Zach Weinersmith’s Saturday Morning Breakfast Cereal for the 28th is a reminder that most of my days are spent seeing how Zach Weinersmith wants my attention. It also includes what I suppose is a legitimate attempt to offer a definition for what all mathematics is. It’s hard to come up with something that does cover all the stuff mathematicians do. Bear in mind, this includes counting, calculating how far the Sun is based on the appearance of a lunar eclipse, removing static from a recording, and telling how many queens it’s possible to place eight queens on a chess board that’s wrapped around a torus without any being able to capture another, among other problems. My instinct is to dismiss the proposed “anything you can think deeply about that has no reference to the real world”. That seems over-broad, and to cover a lot of areas that are really philosophy’s beat. And I think there’s something unseemly in mathematicians gloating about their work having no “practical” use. I grant I come from an applied school, and I came to there through an interest in physics. But to build up “inapplicability to the real word” as if it were some ideal, as opposed to just how something has turned out to be right now, strikes me as silly. Applicability is so dependent on context, on culture, and accidents of fate that there’s no way it can be important to characterizing mathematics. And it would imply that once we found a use for something it would stop being mathematically interesting. I don’t see evidence of that in mathematical history.

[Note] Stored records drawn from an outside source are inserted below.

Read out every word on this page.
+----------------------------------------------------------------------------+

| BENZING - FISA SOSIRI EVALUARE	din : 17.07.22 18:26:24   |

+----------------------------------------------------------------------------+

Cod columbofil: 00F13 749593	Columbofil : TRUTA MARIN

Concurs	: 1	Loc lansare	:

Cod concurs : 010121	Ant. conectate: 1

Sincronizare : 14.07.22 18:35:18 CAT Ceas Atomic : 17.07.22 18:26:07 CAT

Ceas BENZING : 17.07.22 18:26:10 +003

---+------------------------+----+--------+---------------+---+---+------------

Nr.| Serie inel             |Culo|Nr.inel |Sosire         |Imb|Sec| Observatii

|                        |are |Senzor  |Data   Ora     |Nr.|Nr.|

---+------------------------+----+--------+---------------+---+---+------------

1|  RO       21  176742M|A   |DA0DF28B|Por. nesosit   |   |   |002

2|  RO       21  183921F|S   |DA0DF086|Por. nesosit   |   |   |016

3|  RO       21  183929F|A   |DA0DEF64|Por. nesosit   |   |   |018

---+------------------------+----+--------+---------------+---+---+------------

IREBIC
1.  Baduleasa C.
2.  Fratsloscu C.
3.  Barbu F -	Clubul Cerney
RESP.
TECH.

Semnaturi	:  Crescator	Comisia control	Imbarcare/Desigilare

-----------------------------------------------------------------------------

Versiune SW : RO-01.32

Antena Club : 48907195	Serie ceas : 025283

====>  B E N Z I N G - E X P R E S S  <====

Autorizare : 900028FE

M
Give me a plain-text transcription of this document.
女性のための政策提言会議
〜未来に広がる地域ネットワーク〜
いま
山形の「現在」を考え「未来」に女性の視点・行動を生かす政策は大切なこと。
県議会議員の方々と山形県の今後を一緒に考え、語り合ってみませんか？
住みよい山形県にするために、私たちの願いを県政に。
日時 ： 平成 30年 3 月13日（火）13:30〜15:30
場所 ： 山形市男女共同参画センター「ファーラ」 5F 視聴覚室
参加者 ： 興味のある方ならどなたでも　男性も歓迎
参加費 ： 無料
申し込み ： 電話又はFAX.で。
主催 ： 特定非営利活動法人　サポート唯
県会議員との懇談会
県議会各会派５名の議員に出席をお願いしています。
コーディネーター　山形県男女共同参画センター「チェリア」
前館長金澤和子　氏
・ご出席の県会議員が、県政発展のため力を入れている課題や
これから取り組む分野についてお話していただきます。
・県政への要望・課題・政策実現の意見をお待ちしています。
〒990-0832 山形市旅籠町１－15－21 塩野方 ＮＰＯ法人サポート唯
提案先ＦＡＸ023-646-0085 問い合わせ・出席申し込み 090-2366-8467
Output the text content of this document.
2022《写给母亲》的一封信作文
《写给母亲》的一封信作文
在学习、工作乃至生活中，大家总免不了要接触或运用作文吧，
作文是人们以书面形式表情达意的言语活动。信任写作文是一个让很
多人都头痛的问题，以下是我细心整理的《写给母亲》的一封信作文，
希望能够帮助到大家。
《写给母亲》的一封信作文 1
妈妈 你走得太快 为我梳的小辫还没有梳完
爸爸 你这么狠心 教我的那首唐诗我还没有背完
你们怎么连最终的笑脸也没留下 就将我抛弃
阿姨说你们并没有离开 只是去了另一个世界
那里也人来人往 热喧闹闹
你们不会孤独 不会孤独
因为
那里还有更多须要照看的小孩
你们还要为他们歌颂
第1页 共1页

It wasn’t much of an increased workload, really. I mean, none of the comics required that much explanation. But Comic Strip Master Command donated enough topics to me last week that I have a second essay for the week. And here it is; sorry there’s no pictures.
Mark Anderson’s Andertoons for the 17th is the Mark Anderson’s Andertoons we’ve been waiting for. It returns to fractions and their frustrations for its comic point.
Jef Mallet’s Frazz for the 17th talks about story problems, although not to the extent of actually giving one as an example. It’s more about motivating word-problem work.
Lorrie Ransom’s The Daily Drawing for the 18th is another name-drop of mathematics. I guess it’s easier to use mathematics as the frame for saying something’s just a “problem”. I don’t think of, say, identifying the themes of a story as a problem in the way that finding the roots of a quadratic is.